Fordist üretimin son döneminde kadın emeği gündeme gelmiştir. Bunun altında yatan nedenler arasında kadın emeğinin erkeğin emeğinden daha ucuz satın alınabilmesi yer almaktadır. Kadın işgücünün tercih edilmesinin ardında yatan nedenlerden birinin de kadın işgücünün eve bağımlı ve serbest olmayan bir özellik taşıması olduğu öne sürülmektedir (Mies, 1986). 1970’lerde kendisini gösteren ekonomik bunalıma çare amacıyla yeniden ucuz emek arama çabaları gündeme getirilmiştir. Artık emeğin sadece ucuz olması yetmemekte, ucuz işgücünde genel becerilerin fazlaca olması ve emek sürecine uyum sağlaması da aranmaktadır.

Bölümlenmiş emek piyasası kuramına göre;

  • Birincil işgücü piyasasındaki işgücünün teknolojik bakımdan tanımlandığı ve çalışanlarda eğitilebilirlik kriterinin önemli olduğu vurgulanır.
  • İkincil işgücü piyasasında ise işçiler beceri seviyelerine bakılmaksızın, güvencesiz işlerde çalıştırılmaya razı edilir. Kadın işgücü yoğunluklu olarak bu grupta görev alır.

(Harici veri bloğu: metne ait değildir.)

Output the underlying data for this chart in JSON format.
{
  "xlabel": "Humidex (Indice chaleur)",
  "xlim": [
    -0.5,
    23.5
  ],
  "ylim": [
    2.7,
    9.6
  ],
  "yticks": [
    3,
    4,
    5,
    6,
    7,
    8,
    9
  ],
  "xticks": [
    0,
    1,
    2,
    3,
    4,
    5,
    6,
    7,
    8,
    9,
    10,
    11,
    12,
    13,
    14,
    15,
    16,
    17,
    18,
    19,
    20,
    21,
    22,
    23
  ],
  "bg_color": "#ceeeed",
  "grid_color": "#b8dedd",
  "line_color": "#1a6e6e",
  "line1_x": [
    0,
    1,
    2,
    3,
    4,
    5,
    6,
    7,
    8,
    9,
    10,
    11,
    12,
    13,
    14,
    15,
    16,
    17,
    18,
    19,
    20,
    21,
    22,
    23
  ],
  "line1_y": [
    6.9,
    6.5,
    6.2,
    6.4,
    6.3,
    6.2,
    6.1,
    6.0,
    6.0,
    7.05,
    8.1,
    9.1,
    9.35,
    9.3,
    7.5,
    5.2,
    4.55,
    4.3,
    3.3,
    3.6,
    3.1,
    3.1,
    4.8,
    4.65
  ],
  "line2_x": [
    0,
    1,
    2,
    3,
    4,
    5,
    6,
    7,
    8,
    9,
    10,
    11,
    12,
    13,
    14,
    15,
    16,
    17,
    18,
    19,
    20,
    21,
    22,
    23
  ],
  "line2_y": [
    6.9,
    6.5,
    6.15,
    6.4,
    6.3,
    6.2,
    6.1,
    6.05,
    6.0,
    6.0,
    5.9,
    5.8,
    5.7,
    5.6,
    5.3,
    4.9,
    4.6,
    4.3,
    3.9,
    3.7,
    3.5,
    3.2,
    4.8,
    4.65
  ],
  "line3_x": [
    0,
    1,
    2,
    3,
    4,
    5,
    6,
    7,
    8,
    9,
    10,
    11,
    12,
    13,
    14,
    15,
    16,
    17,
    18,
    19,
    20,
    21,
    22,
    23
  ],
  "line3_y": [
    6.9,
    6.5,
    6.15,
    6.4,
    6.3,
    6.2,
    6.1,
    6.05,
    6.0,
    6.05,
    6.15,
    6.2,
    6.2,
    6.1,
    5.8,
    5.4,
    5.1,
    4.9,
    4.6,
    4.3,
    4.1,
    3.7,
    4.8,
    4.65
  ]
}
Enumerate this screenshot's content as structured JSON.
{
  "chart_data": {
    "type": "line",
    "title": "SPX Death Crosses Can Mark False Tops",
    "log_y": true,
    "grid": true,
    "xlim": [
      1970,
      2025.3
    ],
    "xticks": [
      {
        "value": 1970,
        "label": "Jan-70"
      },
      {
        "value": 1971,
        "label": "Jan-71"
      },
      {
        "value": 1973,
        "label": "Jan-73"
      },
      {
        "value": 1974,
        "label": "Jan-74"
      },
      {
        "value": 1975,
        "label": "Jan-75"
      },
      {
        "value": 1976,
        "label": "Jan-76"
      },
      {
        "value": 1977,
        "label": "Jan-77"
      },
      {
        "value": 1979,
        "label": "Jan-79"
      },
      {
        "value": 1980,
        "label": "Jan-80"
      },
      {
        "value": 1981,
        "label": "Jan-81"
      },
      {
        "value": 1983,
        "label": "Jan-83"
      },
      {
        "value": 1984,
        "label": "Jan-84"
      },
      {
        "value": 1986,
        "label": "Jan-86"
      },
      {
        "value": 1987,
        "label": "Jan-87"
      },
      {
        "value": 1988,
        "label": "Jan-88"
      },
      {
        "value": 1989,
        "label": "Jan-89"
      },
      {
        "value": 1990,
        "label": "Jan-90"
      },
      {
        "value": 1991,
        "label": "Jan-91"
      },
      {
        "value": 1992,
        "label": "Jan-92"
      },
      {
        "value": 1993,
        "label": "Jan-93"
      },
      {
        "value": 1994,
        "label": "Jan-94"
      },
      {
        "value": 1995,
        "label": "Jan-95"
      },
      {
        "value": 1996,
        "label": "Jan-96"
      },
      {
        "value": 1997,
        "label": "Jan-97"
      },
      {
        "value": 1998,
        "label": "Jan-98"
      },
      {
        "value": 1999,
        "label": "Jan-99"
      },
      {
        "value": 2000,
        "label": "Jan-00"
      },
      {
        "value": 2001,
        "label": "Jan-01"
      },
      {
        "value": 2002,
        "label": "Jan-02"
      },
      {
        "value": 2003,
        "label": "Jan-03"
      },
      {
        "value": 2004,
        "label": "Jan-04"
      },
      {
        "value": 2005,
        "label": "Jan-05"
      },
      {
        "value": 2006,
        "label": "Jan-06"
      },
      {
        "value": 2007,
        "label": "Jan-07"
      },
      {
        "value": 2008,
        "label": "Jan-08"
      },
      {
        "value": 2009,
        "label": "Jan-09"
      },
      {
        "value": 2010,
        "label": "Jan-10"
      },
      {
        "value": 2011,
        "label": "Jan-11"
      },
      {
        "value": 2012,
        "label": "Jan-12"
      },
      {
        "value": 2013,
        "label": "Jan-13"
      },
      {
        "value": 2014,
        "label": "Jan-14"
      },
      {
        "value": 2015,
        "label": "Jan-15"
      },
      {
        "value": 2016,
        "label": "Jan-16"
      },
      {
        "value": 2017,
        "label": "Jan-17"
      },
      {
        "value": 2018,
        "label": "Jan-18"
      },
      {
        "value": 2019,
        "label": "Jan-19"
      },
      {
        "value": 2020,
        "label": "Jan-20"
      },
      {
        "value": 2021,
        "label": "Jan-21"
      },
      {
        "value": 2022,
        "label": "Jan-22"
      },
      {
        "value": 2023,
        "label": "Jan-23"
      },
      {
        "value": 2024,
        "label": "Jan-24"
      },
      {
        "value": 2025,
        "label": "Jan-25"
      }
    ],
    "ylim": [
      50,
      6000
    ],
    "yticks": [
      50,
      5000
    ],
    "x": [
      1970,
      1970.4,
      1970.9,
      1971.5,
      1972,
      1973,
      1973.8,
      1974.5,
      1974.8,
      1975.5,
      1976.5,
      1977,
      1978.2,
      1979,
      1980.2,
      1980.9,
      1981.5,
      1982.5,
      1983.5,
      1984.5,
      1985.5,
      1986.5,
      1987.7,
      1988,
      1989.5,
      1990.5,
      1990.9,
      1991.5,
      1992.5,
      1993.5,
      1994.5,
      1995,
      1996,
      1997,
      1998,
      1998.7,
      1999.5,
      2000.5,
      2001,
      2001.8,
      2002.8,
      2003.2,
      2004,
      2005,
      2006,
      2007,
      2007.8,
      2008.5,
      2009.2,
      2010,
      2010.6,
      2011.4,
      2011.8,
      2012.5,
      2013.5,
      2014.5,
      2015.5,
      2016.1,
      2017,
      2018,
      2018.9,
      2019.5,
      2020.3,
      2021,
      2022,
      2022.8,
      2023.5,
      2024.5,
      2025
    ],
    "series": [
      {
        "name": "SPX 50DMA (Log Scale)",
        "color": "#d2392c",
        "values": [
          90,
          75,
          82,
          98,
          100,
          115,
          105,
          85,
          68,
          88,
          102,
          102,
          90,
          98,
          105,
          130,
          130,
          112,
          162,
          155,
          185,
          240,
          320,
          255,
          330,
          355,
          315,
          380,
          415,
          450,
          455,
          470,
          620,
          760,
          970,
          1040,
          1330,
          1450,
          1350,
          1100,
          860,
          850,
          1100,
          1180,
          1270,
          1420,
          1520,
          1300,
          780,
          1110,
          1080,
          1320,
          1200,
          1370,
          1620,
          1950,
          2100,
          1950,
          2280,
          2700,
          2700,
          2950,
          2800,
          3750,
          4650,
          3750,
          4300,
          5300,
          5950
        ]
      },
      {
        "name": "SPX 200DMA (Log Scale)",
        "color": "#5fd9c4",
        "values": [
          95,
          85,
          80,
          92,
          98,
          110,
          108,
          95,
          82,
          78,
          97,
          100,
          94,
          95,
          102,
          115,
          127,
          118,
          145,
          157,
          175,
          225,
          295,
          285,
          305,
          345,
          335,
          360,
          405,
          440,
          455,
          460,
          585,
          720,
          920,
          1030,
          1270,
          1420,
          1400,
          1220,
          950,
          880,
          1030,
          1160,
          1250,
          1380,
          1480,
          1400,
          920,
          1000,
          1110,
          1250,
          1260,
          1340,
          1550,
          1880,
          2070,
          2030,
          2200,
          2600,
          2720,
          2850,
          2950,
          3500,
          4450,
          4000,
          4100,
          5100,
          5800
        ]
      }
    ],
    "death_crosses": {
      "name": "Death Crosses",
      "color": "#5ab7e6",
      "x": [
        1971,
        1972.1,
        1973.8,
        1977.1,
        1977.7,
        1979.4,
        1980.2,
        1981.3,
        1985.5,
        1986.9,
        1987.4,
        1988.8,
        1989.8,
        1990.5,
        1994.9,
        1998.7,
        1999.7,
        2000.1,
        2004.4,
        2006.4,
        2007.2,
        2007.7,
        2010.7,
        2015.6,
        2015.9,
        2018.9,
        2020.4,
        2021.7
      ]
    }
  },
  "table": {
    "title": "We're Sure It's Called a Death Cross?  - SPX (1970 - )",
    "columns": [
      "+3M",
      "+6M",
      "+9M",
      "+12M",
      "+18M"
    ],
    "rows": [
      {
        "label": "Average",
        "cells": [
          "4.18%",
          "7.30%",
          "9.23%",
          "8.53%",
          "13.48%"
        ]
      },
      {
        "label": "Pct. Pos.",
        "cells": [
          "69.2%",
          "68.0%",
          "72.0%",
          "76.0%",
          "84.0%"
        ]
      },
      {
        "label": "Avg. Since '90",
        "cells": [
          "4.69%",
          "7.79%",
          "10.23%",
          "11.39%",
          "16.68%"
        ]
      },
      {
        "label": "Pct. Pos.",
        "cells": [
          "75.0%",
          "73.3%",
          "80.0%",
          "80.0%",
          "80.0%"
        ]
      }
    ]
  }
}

Çeşitli nedenlerden ötürü kadın işgücü ucuz ve güvencesiz işgücü olarak algılanır. Kadın işgücünün hafif işlerde kullanılması gerektiği inanışı mevcuttur. Belirtilen durumlar, kadın işgücünün erkek işgücüne göre dezavantajlı durumda olduğunu gözler önüne sermektedir.